春先にNHKみんなの歌で「校長センセ宇宙人説」(作詞作曲:木島タロー)という歌が流れ、最近もアンコールで再放送されていました。「人を愛しなさいが口ぐせで、星空のように光る瞳で『悲しみのない星をつくるのは君らの仕事です』が決めゼリフ」「人を赦しなさいが口ぐせで・・・『戦争のない星をつくるのは君らの仕事です』が決めゼリフ」の歌詞が耳に残ります。転任で学校を去る際には「人を愛する人になりなさい。人を赦せる人になりなさい。馬鹿げた夢こそ見続けなさい。変わらない世界を変えなさい。」と子どもたちの心の中に刻まれる言葉を残す、という歌詞です。

 

作者 木島タロー氏(国立音楽大学・東京経済大学)は、米軍基地内の教会で長きに渡りゴスペルコワイヤーや教会音楽に関わって来られた方ですから、ゴスペルソング調に聖書の言葉も散りばめられているのでしょう。木島氏は「教会聖歌隊が運ぶ、(魂が宿る)言葉の力に心震わされて」教会に通い続け、共に歌い、伴奏されたそうです。

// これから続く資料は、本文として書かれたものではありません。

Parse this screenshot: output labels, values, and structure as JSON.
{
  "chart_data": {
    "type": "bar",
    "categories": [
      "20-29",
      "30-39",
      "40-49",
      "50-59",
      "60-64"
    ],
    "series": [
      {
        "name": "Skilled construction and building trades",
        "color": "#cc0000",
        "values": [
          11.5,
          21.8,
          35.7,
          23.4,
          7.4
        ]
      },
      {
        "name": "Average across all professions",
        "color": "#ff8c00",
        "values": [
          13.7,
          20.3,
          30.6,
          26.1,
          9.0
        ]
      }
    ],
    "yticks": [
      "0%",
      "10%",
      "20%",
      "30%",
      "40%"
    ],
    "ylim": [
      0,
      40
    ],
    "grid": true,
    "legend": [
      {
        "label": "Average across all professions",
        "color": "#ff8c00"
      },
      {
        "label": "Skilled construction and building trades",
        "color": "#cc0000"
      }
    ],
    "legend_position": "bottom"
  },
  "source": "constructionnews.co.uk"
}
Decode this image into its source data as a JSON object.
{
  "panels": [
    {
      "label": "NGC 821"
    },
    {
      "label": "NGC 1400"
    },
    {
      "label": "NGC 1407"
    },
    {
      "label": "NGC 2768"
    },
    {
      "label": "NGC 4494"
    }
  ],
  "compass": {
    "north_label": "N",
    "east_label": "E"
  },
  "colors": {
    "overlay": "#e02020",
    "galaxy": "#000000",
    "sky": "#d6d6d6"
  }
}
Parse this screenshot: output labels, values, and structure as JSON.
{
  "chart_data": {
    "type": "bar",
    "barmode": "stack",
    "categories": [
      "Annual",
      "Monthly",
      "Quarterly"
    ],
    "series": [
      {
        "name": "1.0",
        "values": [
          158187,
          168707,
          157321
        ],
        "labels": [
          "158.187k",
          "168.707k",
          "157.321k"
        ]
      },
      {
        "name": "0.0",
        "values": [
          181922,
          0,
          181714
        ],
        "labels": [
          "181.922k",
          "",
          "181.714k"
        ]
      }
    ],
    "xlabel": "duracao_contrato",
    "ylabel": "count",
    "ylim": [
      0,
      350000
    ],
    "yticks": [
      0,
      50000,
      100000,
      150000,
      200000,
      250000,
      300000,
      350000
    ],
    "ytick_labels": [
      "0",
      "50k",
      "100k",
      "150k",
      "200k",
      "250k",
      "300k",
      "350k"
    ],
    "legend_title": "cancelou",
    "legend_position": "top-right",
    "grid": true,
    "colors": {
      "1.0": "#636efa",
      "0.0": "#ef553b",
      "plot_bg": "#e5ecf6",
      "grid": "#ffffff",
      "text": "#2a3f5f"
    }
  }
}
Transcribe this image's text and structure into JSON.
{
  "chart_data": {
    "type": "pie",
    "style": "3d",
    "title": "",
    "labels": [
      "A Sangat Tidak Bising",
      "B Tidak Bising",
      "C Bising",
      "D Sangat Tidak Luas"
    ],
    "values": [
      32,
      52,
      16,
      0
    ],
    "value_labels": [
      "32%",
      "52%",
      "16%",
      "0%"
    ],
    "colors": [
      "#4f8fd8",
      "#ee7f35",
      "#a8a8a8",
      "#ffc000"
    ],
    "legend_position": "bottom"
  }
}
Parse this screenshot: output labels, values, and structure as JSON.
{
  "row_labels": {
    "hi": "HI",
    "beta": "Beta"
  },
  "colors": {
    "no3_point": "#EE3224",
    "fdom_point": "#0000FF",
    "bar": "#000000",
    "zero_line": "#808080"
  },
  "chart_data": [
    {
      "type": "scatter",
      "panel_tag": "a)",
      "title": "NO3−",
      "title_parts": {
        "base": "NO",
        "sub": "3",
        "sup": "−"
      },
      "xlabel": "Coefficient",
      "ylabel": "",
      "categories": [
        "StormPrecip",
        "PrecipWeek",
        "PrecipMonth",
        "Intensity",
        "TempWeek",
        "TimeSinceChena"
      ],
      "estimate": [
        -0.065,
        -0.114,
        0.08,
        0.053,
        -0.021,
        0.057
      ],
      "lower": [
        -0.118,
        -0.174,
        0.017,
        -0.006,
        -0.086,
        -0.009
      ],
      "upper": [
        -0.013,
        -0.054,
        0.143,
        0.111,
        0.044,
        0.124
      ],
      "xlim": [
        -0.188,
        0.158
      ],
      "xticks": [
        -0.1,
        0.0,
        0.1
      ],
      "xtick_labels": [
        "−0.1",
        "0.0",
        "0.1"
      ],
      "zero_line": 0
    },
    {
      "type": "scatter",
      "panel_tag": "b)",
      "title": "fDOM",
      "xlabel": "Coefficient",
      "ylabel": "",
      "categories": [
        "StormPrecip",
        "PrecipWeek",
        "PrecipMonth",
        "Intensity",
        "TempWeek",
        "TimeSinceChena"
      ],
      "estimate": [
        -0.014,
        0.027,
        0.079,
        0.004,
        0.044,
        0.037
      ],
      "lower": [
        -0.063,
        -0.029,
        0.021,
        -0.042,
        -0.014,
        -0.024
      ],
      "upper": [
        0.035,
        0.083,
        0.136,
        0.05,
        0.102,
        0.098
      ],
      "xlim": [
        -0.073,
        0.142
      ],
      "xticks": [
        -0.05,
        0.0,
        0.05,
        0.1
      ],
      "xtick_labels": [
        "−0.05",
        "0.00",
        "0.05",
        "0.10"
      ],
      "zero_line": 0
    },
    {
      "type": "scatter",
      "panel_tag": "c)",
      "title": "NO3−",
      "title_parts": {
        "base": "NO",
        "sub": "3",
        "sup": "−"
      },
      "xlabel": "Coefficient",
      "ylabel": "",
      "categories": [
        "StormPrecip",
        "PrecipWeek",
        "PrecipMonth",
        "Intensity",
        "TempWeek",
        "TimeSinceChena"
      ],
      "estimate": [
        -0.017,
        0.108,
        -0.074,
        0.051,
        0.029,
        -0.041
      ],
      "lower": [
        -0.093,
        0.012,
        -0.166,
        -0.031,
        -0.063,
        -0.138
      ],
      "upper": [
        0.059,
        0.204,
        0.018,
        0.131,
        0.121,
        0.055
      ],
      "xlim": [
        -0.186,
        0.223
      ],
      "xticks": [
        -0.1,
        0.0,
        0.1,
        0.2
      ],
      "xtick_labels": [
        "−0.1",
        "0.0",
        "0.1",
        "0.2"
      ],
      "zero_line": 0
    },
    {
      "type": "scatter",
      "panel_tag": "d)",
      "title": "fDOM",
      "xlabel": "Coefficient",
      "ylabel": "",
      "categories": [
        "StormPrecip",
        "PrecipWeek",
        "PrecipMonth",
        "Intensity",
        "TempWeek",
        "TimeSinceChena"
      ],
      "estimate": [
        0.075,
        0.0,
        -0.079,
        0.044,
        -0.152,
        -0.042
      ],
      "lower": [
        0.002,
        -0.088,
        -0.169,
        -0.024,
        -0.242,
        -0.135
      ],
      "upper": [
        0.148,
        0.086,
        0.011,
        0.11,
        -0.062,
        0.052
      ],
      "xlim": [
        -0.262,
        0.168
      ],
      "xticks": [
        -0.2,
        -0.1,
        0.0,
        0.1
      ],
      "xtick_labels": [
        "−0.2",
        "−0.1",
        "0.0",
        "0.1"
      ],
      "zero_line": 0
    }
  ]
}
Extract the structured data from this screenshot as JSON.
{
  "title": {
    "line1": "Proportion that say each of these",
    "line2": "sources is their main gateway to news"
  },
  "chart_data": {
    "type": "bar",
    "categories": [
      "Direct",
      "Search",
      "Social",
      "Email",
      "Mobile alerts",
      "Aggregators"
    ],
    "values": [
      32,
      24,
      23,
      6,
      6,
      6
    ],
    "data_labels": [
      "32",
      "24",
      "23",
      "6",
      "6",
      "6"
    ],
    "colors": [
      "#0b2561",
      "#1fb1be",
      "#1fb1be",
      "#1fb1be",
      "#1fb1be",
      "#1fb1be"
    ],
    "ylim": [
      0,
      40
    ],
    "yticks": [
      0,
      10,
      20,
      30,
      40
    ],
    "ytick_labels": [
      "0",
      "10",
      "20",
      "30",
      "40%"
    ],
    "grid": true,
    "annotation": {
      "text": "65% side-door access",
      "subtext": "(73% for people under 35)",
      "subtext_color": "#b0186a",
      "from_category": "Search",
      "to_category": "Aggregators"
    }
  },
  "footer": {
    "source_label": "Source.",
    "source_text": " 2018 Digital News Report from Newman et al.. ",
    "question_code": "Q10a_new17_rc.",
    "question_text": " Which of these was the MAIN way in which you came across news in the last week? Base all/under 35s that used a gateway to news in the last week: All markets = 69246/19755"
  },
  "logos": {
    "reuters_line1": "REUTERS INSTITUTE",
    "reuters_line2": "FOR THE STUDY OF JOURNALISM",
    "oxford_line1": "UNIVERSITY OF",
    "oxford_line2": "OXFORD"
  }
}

戦後、日本は小さな平和を守りつつどうにか80年が経ちましたが、世界では悲しみと憎しみ、怨みと辛みがはびこり、国と国、民族と民族が争っています。誰もが、その渦中に巻き込まれても不思議ではありません。この歌詞の「決めゼリフ」「口ぐせ」に留まらず、未来に生きる子どもたちが「人を愛し、赦し」(エフェソの信徒への手紙4章31~32節)「与え合い、分かち合い」(ルカによる福音書6章38節)、例え、辿り着けないような目的地だと思えても、そこに向かって歩み続けるように、魂の宿る言葉で励まし続けなければならないと「地球人の校長センセ」も強く感じています。